Dr. Ganchrow eventually threw out the letter — something he regrets now — but that “what if” that it represented ignited his imagination.
And so, now, one memoir and four books of Torah talks later — those last four books hold essays that he has collected, not written — Dr. Ganchrow has done a great deal of research and written a novel based on that letter.
“If you are writing a biography, that’s one thing, but it’s different writing a novel,” he said. “I decided to give it a whirl — but how do you put together a plot that would be interesting?”
He decided to base it on the range of his experiences, and have the main character be someone like him — if his own choices had been entirely different.
Dr. Ganchrow’s protagonist is a childless, unmarried young doctor whose parents divorced, whose mother remarried, and whose new stepfather changed the boy’s Jewish surname to a non-Jewish one, thus allowing him to pass as gentile.
This protagonist — Rob Savarin, ne Goldberger — gets the same letter Dr. Ganchrow got, and decides to follow up on it, but not before getting in touch with the Mossad and finding out how he could use his position in Saudi Arabia to help Israel and world Jewry.
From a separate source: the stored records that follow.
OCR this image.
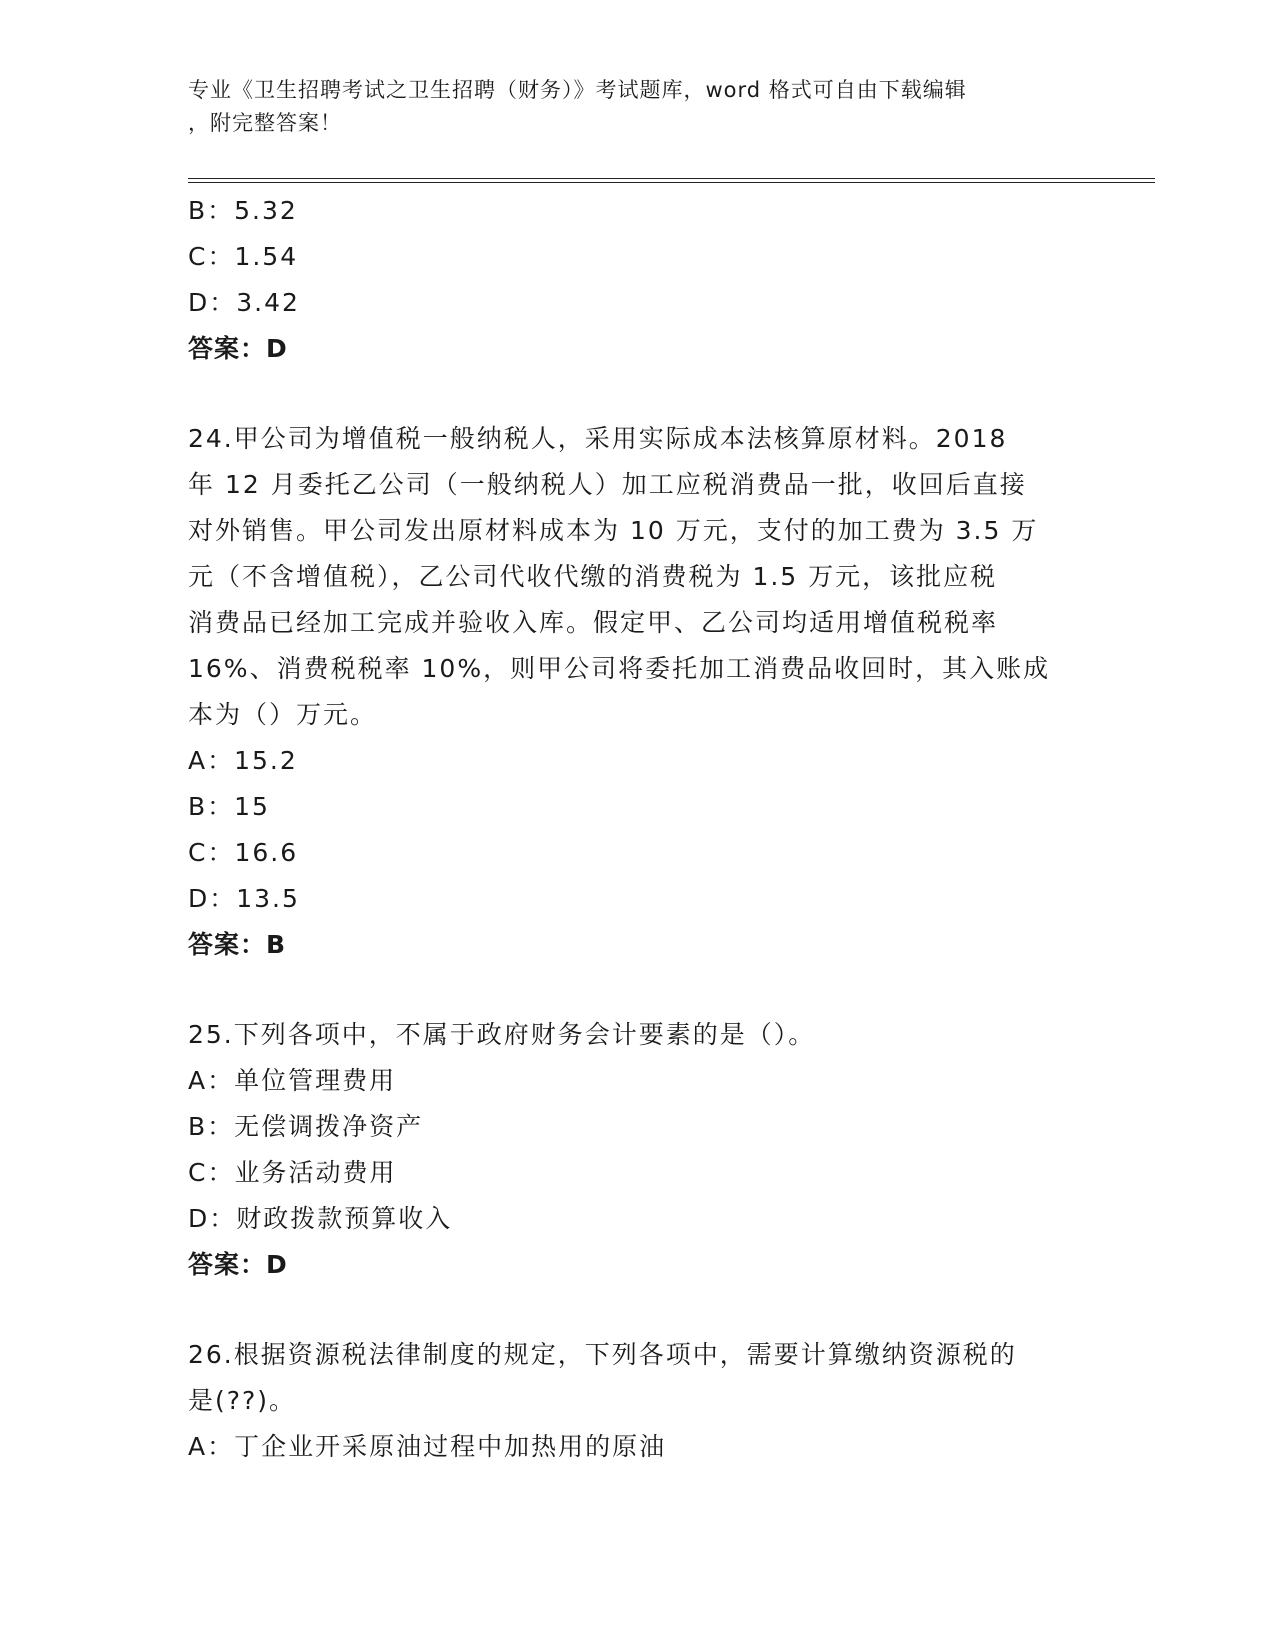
专业《卫生招聘考试之卫生招聘（财务）》考试题库，word 格式可自由下载编辑
，附完整答案！
B：5.32
C：1.54
D：3.42
答案：D
24.甲公司为增值税一般纳税人，采用实际成本法核算原材料。2018
年 12 月委托乙公司（一般纳税人）加工应税消费品一批，收回后直接
对外销售。甲公司发出原材料成本为 10 万元，支付的加工费为 3.5 万
元（不含增值税），乙公司代收代缴的消费税为 1.5 万元，该批应税
消费品已经加工完成并验收入库。假定甲、乙公司均适用增值税税率
16%、消费税税率 10%，则甲公司将委托加工消费品收回时，其入账成
本为（）万元。
A：15.2
B：15
C：16.6
D：13.5
答案：B
25.下列各项中，不属于政府财务会计要素的是（）。
A：单位管理费用
B：无偿调拨净资产
C：业务活动费用
D：财政拨款预算收入
答案：D
26.根据资源税法律制度的规定，下列各项中，需要计算缴纳资源税的
是(??)。
A：丁企业开采原油过程中加热用的原油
A complicated plot takes Dr. Savarin through a range of adventures, putting him close to the Saudi king, giving him a satisfactorily if belatedly fulfilled romance, and allowing him to change the course of world history by causing Israel and Saudi Arabia, as well as other parts of the Sunni world, to realign by making common cause against Iran. Dr. Ganchrow’s extensive work in Israel and with Israeli and American diplomats gives him the opportunity to make it sound plausible, because he knows what he’s talking about. There even is a father-son reconciliation.
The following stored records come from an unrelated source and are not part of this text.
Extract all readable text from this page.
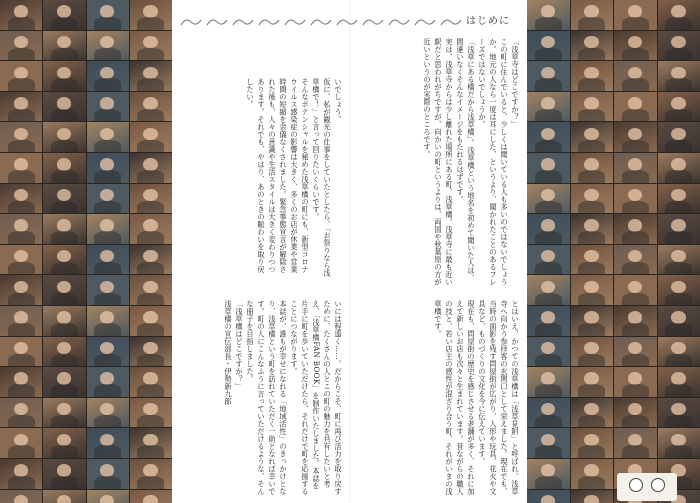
いでしょう。
仮に、私が観光の仕事をしていたとしたら、「お祭りなら浅草橋で！」と言って回りたいくらいです。
そんなポテンシャルを秘めた浅草橋の町にも、新型コロナウイルス感染症の影響は大きく、多くのお店が休業や営業時間の短縮を余儀なくされました。緊急事態宣言が解除された後も、人々の意識や生活スタイルは大きく変わりつつあります。それでも、やはり、あのときの賑わいを取り戻したい。
いには程遠く……。だからこそ、町に再び活力を取り戻すために、たくさんの人とこの町の魅力を共有したいと考え、「浅草橋FAN BOOK」を制作いたしました。本誌を片手に町を歩いていただけたら、それだけで町を応援することにつながります。
本誌が、誰もが幸せになれる「地域活性」のきっかけとなり、浅草橋という町を訪れていただく一助となれば幸いです。町の人にこんなふうに言っていただけるような、そんな冊子を目指しました。
「浅草橋はどこですか？」
浅草橋の宣伝部長・伊勢新九郎
「浅草寺はどこですか？」
この町に住んでいると、少しくは聞いている人も多いのではないでしょうか。地元の人なら一度は耳にした、というより、聞かれたことのあるフレーズではないでしょうか。
「浅草にある橋だから浅草橋」。浅草橋という地名を初めて聞いた人は、間違いなくそんなイメージをもたれるはずです。
実は、浅草寺からは少し離れた場所にある町、浅草橋。浅草寺に最も近い駅だと思われがちですが、向かいの町というよりは、両国や秋葉原の方が近いというのが実際のところです。
とはいえ、かつての浅草橋は「浅草見附」と呼ばれ、浅草寺へ向かう参拝客の玄関口として栄えました。現在でも、当時の面影を残す問屋街が広がり、人形や玩具、花火や文具など、ものづくりの文化を今に伝えています。
現在も、問屋街の歴史を感じさせる老舗が多く、それに加えて新しいお店も次々と生まれています。昔ながらの職人の技と、若い店主の感性が混ざり合う町、それがいまの浅草橋です。
はじめに
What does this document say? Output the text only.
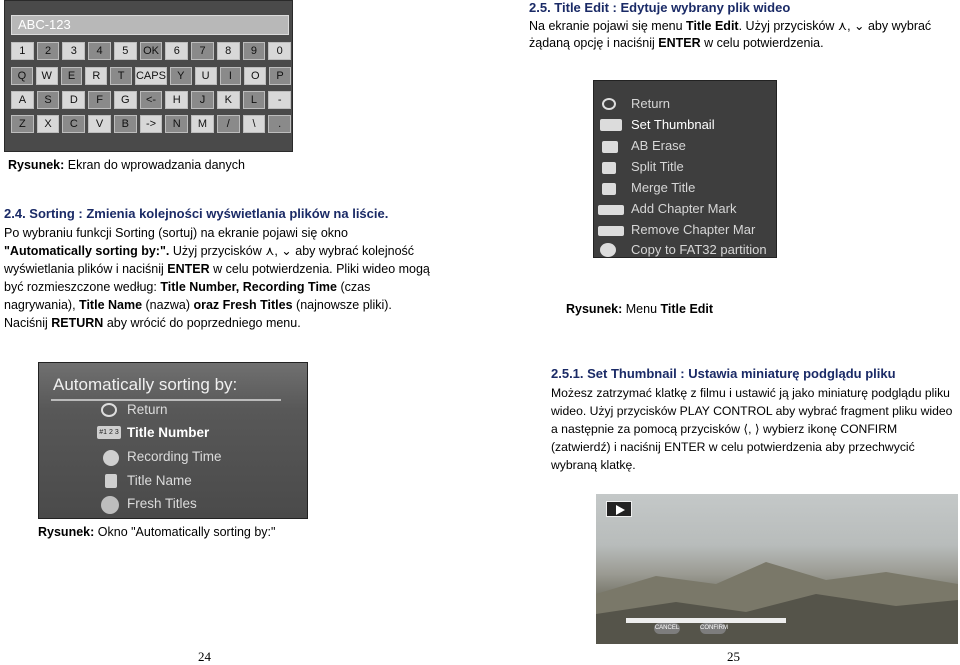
ABC-123
1	2	3	4	5	OK	6	7	8	9	0
Q	W	E	R	T	CAPS	Y	U	I	O	P
A	S	D	F	G	<-	H	J	K	L	-
Z	X	C	V	B	->	N	M	/	\	.
Rysunek: Ekran do wprowadzania danych
2.4. Sorting : Zmienia kolejności wyświetlania plików na liście.
Po wybraniu funkcji Sorting (sortuj) na ekranie pojawi się okno
"Automatically sorting by:". Użyj przycisków ⋏, ⌄ aby wybrać kolejność
wyświetlania plików i naciśnij ENTER w celu potwierdzenia. Pliki wideo mogą
być rozmieszczone według: Title Number, Recording Time (czas
nagrywania), Title Name (nazwa) oraz Fresh Titles (najnowsze pliki).
Naciśnij RETURN aby wrócić do poprzedniego menu.
Automatically sorting by:
Return
#1 2 3 Title Number
Recording Time
Title Name
Fresh Titles
Rysunek: Okno "Automatically sorting by:"
24
2.5. Title Edit : Edytuje wybrany plik wideo
Na ekranie pojawi się menu Title Edit. Użyj przycisków ⋏, ⌄ aby wybrać
żądaną opcję i naciśnij ENTER w celu potwierdzenia.
Return
Set Thumbnail
AB Erase
Split Title
Merge Title
Add Chapter Mark
Remove Chapter Mar
Copy to FAT32 partition
Rysunek: Menu Title Edit
2.5.1. Set Thumbnail : Ustawia miniaturę podglądu pliku
Możesz zatrzymać klatkę z filmu i ustawić ją jako miniaturę podglądu pliku
wideo. Użyj przycisków PLAY CONTROL aby wybrać fragment pliku wideo
a następnie za pomocą przycisków ⟨, ⟩ wybierz ikonę CONFIRM
(zatwierdź) i naciśnij ENTER w celu potwierdzenia aby przechwycić
wybraną klatkę.
CANCEL	CONFIRM
25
So what is Dr. Ganchrow going to do next? Probably not write another novel. “My wife says she will divorce me if I try that,” he said. But he’s done enough unexpected things —when he was in medical school, he got a red card that allowed him into fire zones as a surgeon, thus, he said, impressing some of his dates, and that’s just one of many exploits — to know that his next venture isn’t necessarily predictable either.
Dr. Ganchrow will be at a book signing in Fort Lee this week and in the JCC Rockland next month.
Who: Dr. Mendy Ganchrow
What: Will talk about his book and sign copies
Where: At the Young Israel of Fort Lee at 1610 Parker Ave
When: On Wednesday, October 18, at 7:45 p.m.
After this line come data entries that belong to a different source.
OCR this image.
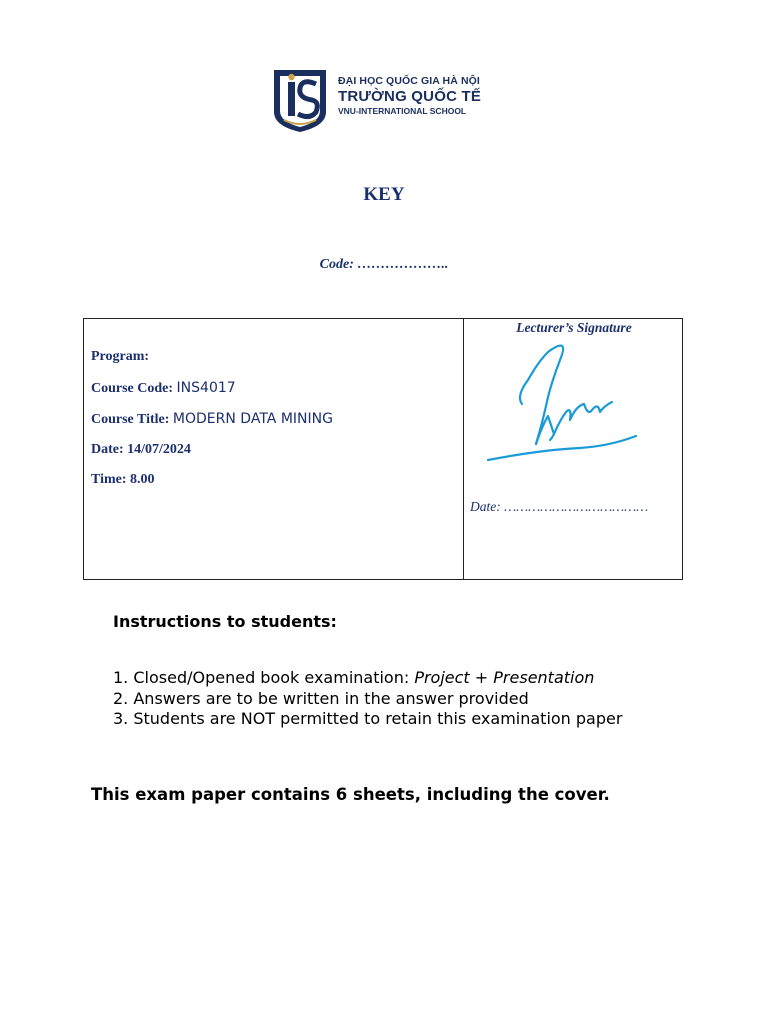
ĐẠI HỌC QUỐC GIA HÀ NỘI
TRƯỜNG QUỐC TẾ
VNU-INTERNATIONAL SCHOOL
KEY
Code: ………………..
Program:
Course Code: INS4017
Course Title: MODERN DATA MINING
Date: 14/07/2024
Time: 8.00
Lecturer’s Signature
Date: ………………………………
Instructions to students:
1. Closed/Opened book examination: Project + Presentation
2. Answers are to be written in the answer provided
3. Students are NOT permitted to retain this examination paper
This exam paper contains 6 sheets, including the cover.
For more information: Go to www.yiftlee.org.
AND HE ALSO WILL BE
Where: At the JCC Rockland at 450 W. Nyack Road in West Nyack, N.Y., as part of the JCC’s Arts, Books, and Culture series.
When: On Sunday, November 19, at 7 p.m.
What else: There will be wine and cheese; it costs $18 in advance, $25 on Sunday. A book is included; $10 of each ticket will be donated to Leket, which works to alleviate hunger in Israel.